Menjadi mimpi buruk di malam harinya, suara tikus yang berjalan cepat di plafon, tanpa ada jeda. Mungkin para tikus mengira, rumah masih kosong tak ada penghuni, jadi aman kalau dipakai jalan-jalan malam.
Meong... Meong... Grudak.
Bibirku merekah melihat pahlawan kemalaman datang. Seekor kucing liar loncat dari atap, menimpa selimut ku yang reflek ku tarik. Aich, alamat ini.
"Hal loh Empus, pa kabar? " sapaku melucu, Empus mengeong.

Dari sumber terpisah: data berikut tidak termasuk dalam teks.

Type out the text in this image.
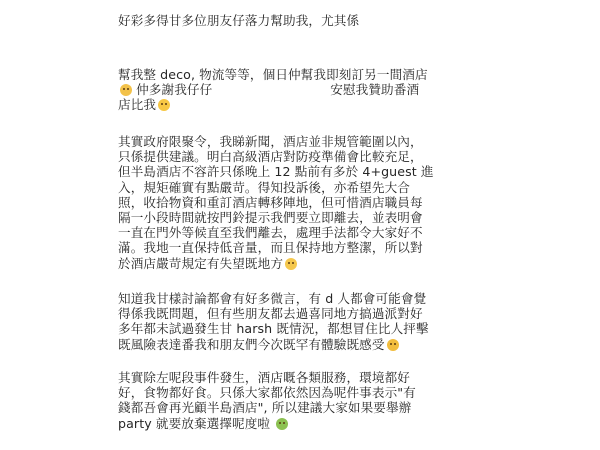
好彩多得甘多位朋友仔落力幫助我，尤其係
幫我整 deco, 物流等等，個日仲幫我即刻訂另一間酒店
仲多謝我仔仔	安慰我贊助番酒
店比我
其實政府限聚令，我睇新聞，酒店並非規管範圍以內，
只係提供建議。明白高級酒店對防疫準備會比較充足，
但半島酒店不容許只係晚上 12 點前有多於 4+guest 進
入，規矩確實有點嚴苛。得知投訴後，亦希望先大合
照，收拾物資和重訂酒店轉移陣地，但可惜酒店職員每
隔一小段時間就按門鈴提示我們要立即離去，並表明會
一直在門外等候直至我們離去，處理手法都令大家好不
滿。我地一直保持低音量，而且保持地方整潔，所以對
於酒店嚴苛規定有失望既地方
知道我甘樣討論都會有好多微言，有 d 人都會可能會覺
得係我既問題，但有些朋友都去過喜同地方搞過派對好
多年都未試過發生甘 harsh 既情況，都想冒住比人抨擊
既風險表達番我和朋友們今次既罕有體驗既感受
其實除左呢段事件發生，酒店嘅各類服務，環境都好
好，食物都好食。只係大家都依然因為呢件事表示"有
錢都吾會再光顧半島酒店", 所以建議大家如果要舉辦
party 就要放棄選擇呢度啦
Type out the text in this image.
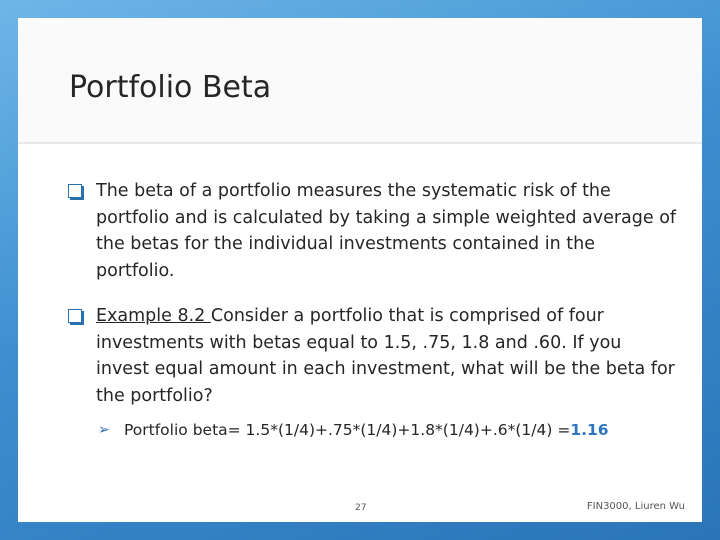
Portfolio Beta
The beta of a portfolio measures the systematic risk of the portfolio and is calculated by taking a simple weighted average of the betas for the individual investments contained in the portfolio.
Example 8.2 Consider a portfolio that is comprised of four investments with betas equal to 1.5, .75, 1.8 and .60. If you invest equal amount in each investment, what will be the beta for the portfolio?
➢ Portfolio beta= 1.5*(1/4)+.75*(1/4)+1.8*(1/4)+.6*(1/4) =1.16
27	FIN3000, Liuren Wu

"Empus lapar? Noh, banyak makanan di atas, " telunjuk ku diikuti kepala empus. Mungkin empus ijin mau berburu, karena ada tuan rumah baru.

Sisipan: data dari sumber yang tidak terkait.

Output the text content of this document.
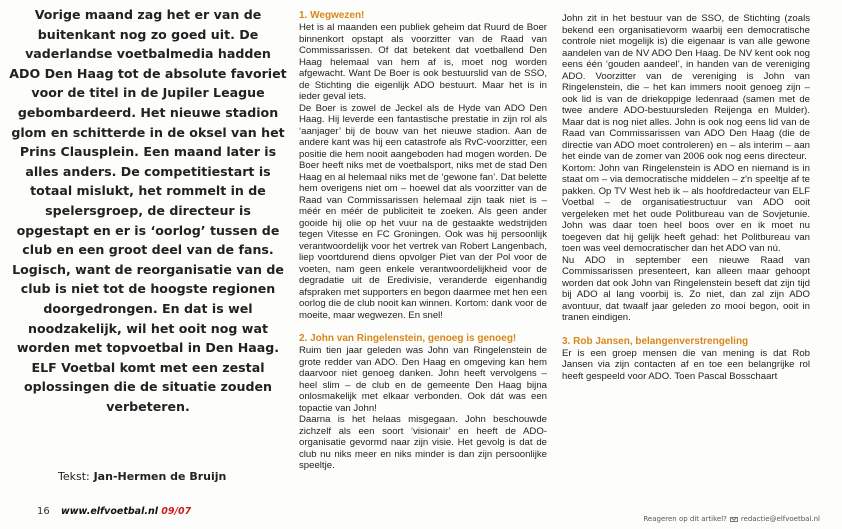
Vorige maand zag het er van de buitenkant nog zo goed uit. De vaderlandse voetbalmedia hadden ADO Den Haag tot de absolute favoriet voor de titel in de Jupiler League gebombardeerd. Het nieuwe stadion glom en schitterde in de oksel van het Prins Clausplein. Een maand later is alles anders. De competitiestart is totaal mislukt, het rommelt in de spelersgroep, de directeur is opgestapt en er is ‘oorlog’ tussen de club en een groot deel van de fans. Logisch, want de reorganisatie van de club is niet tot de hoogste regionen doorgedrongen. En dat is wel noodzakelijk, wil het ooit nog wat worden met topvoetbal in Den Haag. ELF Voetbal komt met een zestal oplossingen die de situatie zouden verbeteren.

Tekst: Jan-Hermen de Bruijn
1. Wegwezen!

Het is al maanden een publiek geheim dat Ruurd de Boer binnenkort opstapt als voorzitter van de Raad van Commissarissen. Of dat betekent dat voetballend Den Haag helemaal van hem af is, moet nog worden afgewacht. Want De Boer is ook bestuurslid van de SSO, de Stichting die eigenlijk ADO bestuurt. Maar het is in ieder geval iets.

De Boer is zowel de Jeckel als de Hyde van ADO Den Haag. Hij leverde een fantastische prestatie in zijn rol als ‘aanjager’ bij de bouw van het nieuwe stadion. Aan de andere kant was hij een catastrofe als RvC-voorzitter, een positie die hem nooit aangeboden had mogen worden. De Boer heeft niks met de voetbalsport, niks met de stad Den Haag en al helemaal niks met de ‘gewone fan’. Dat belette hem overigens niet om – hoewel dat als voorzitter van de Raad van Commissarissen helemaal zijn taak niet is – méér en méér de publiciteit te zoeken. Als geen ander gooide hij olie op het vuur na de gestaakte wedstrijden tegen Vitesse en FC Groningen. Ook was hij persoonlijk verantwoordelijk voor het vertrek van Robert Langenbach, liep voortdurend diens opvolger Piet van der Pol voor de voeten, nam geen enkele verantwoordelijkheid voor de degradatie uit de Eredivisie, veranderde eigenhandig afspraken met supporters en begon daarmee met hen een oorlog die de club nooit kan winnen. Kortom: dank voor de moeite, maar wegwezen. En snel!

2. John van Ringelenstein, genoeg is genoeg!

Ruim tien jaar geleden was John van Ringelenstein de grote redder van ADO. Den Haag en omgeving kan hem daarvoor niet genoeg danken. John heeft vervolgens – heel slim – de club en de gemeente Den Haag bijna onlosmakelijk met elkaar verbonden. Ook dát was een topactie van John!

Daarna is het helaas misgegaan. John beschouwde zichzelf als een soort ‘visionair’ en heeft de ADO-organisatie gevormd naar zijn visie. Het gevolg is dat de club nu niks meer en niks minder is dan zijn persoonlijke speeltje.

John zit in het bestuur van de SSO, de Stichting (zoals bekend een organisatievorm waarbij een democratische controle niet mogelijk is) die eigenaar is van alle gewone aandelen van de NV ADO Den Haag. De NV kent ook nog eens één ‘gouden aandeel’, in handen van de vereniging ADO. Voorzitter van de vereniging is John van Ringelenstein, die – het kan immers nooit genoeg zijn – ook lid is van de driekoppige ledenraad (samen met de twee andere ADO-bestuursleden Reijenga en Mulder). Maar dat is nog niet alles. John is ook nog eens lid van de Raad van Commissarissen van ADO Den Haag (die de directie van ADO moet controleren) en – als interim – aan het einde van de zomer van 2006 ook nog eens directeur.

Kortom: John van Ringelenstein is ADO en niemand is in staat om – via democratische middelen – z'n speeltje af te pakken. Op TV West heb ik – als hoofdredacteur van ELF Voetbal – de organisatiestructuur van ADO ooit vergeleken met het oude Politbureau van de Sovjetunie. John was daar toen heel boos over en ik moet nu toegeven dat hij gelijk heeft gehad: het Politbureau van toen was veel democratischer dan het ADO van nú.

Nu ADO in september een nieuwe Raad van Commissarissen presenteert, kan alleen maar gehoopt worden dat ook John van Ringelenstein beseft dat zijn tijd bij ADO al lang voorbij is. Zo niet, dan zal zijn ADO avontuur, dat twaalf jaar geleden zo mooi begon, ooit in tranen eindigen.

3. Rob Jansen, belangenverstrengeling

Er is een groep mensen die van mening is dat Rob Jansen via zijn contacten af en toe een belangrijke rol heeft gespeeld voor ADO. Toen Pascal Bosschaart

16 www.elfvoetbal.nl 09/07
Reageren op dit artikel? redactie@elfvoetbal.nl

"Empus, mau makan malam? Tuh atas plafon banyak makanan. Gratis buatmu!" ulasku senang.
"Meong... Meong.... "
Seolah mengerti, dalam sekali loncat, si empus menghilang dalam gelap malam.
Teringat dulu punya si Taki yang klemeng-klemeng, kerjanya makan dan tidur, berbeda banget dengan pahlawan kemalaman ini. Mataku sendu mengingatnya, akibat ulahku yang usil, membuatku kehilangannya.
Dimana kamu Taki, aku rindu. Tak terbayang setelah engkau purik tak pulang, betapa hari-hariku dilanda kesepian.
Doi juga ikut merana atas kepergianmu, membuatnya tak enak makan dan minum, sehari. Lalu, dua hari, berhari-hari. Dan akhirnya Doi pergi, tidur dan tak bangun lagi.
Taki... Taki... Dimana kau...
Gubrak, gubrak.
Meong... Meong... Siuttt, gedebuk!
Brak bruk! Meong...
Rupanya plafon sudah jadi arena balap lari, terdengar dari cuitan dan desingan kaki tiada henti. Mataku yang ingin terpejam, jadi menghilang.
Hehh...
Tidur malam tak nyenyak, rumah milik sendiri. Kemarin tinggal di kontrakan rasanya aman-aman saja. Aich.